The boss was unimpressed. “They can squawk all they want,” he said. “Those geese will be ground into Chicken McNuggets.”
Indeed, they had. Povero zio.
Papa blistered Tonino’s ear with profanity. Was this his idea of a fucking joke? I calmed Papa, pried the receiver from his hand, and consoled my uncle, who sounded as if he had been kicked in the gut. After he recovered, I asked how McDonald’s had by-passed the Ufficio Speciale per gli Interventi sul Centro Storico (USICS), the Special Office for the Management of Rome’s Historic Center. Diplomacy, Tonino replied. The architects from the Oak Grove, Illinois headquarters had designed a more subdued façade and had set new standards for interior décor. Toninio had seen the prototype at the city council meeting. Some fine Italian hand must have suggested certain touches. The paneled walls were made of olive wood and ceramic tile. The salad bar was bigger than a gondola and included puntarella, Rome’s native strand of wild chicory, whose twisted wiry shoots resemble Bernini’s Baldacchino in St. Peter’s. The same photographer who had taken John Paul XXIII’s picture for Life, it was noted, had done the bronze-framed portrait of McDonald’s founder Ray Kroc. Prompted by the Holy Father’s memory, the politicians, businessmen, and spectators applauded, drowning out objections from the city planners, engineers, and historians. The ribbon-cutting would occur in four months.

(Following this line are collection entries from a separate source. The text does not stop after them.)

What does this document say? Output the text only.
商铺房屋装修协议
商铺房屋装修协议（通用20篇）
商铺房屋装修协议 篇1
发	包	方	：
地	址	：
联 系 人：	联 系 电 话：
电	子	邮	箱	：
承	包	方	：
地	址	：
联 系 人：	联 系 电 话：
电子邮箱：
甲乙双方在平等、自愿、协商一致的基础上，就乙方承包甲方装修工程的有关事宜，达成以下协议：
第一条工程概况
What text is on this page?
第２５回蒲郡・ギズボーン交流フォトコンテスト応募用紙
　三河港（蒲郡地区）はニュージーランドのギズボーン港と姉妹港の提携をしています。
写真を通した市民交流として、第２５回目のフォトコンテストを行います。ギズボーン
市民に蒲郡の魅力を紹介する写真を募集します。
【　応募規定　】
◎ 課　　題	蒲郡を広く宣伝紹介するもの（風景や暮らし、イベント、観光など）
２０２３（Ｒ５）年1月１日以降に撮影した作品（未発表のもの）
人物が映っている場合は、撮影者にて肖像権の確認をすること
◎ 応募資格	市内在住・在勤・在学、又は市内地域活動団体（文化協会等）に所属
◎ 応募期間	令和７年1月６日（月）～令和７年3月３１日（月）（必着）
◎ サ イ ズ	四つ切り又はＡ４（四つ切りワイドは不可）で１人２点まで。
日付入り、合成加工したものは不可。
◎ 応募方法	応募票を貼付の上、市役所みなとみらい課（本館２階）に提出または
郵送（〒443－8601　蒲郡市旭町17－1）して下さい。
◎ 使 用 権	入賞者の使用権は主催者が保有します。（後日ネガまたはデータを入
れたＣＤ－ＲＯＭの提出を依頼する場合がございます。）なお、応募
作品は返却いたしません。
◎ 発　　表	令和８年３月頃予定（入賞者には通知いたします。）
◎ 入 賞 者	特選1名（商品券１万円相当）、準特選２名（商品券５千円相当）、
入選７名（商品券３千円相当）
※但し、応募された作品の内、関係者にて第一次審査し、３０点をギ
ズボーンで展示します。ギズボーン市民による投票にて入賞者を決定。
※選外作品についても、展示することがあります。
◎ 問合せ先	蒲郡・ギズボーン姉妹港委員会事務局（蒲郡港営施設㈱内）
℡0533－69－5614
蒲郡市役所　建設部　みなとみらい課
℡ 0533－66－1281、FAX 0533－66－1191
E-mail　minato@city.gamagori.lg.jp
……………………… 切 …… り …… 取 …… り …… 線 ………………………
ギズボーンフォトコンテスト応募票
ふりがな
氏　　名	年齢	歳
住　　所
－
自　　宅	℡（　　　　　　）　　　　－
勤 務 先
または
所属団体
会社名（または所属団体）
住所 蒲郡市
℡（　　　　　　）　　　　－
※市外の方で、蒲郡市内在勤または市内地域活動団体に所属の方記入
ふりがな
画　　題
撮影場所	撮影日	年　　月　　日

Flabbergasted, Toninio studied Ray Kroc’s triumphant face, the face of a bully and a vulgarian. This hamburger king should have been cast as Trimlachio in Fellini’s Satyricon, not Mario Romagnoli, the proprietor of Tonino’s favorite trattoria Al Moro. Located near the Trevi Fountain, it served the best spaghetti carbonara. After the zoning fiasco, Tonino got drunk there.
“Kroc,” he muttered. “What kind of name is that? Doesn’t it mean ‘liar’?”
“That’s crook,” I corrected.
“No, no, no! When Americans accuse someone of lying, they say, ‘That’s a Kroc!’”
“You’re thinking of crock. C-r-o-c-k. Broken crockery. If a claim can’t hold water—”
“It’s a crock. Exactly!” pounced Tonino. “This Kroc is a liar!”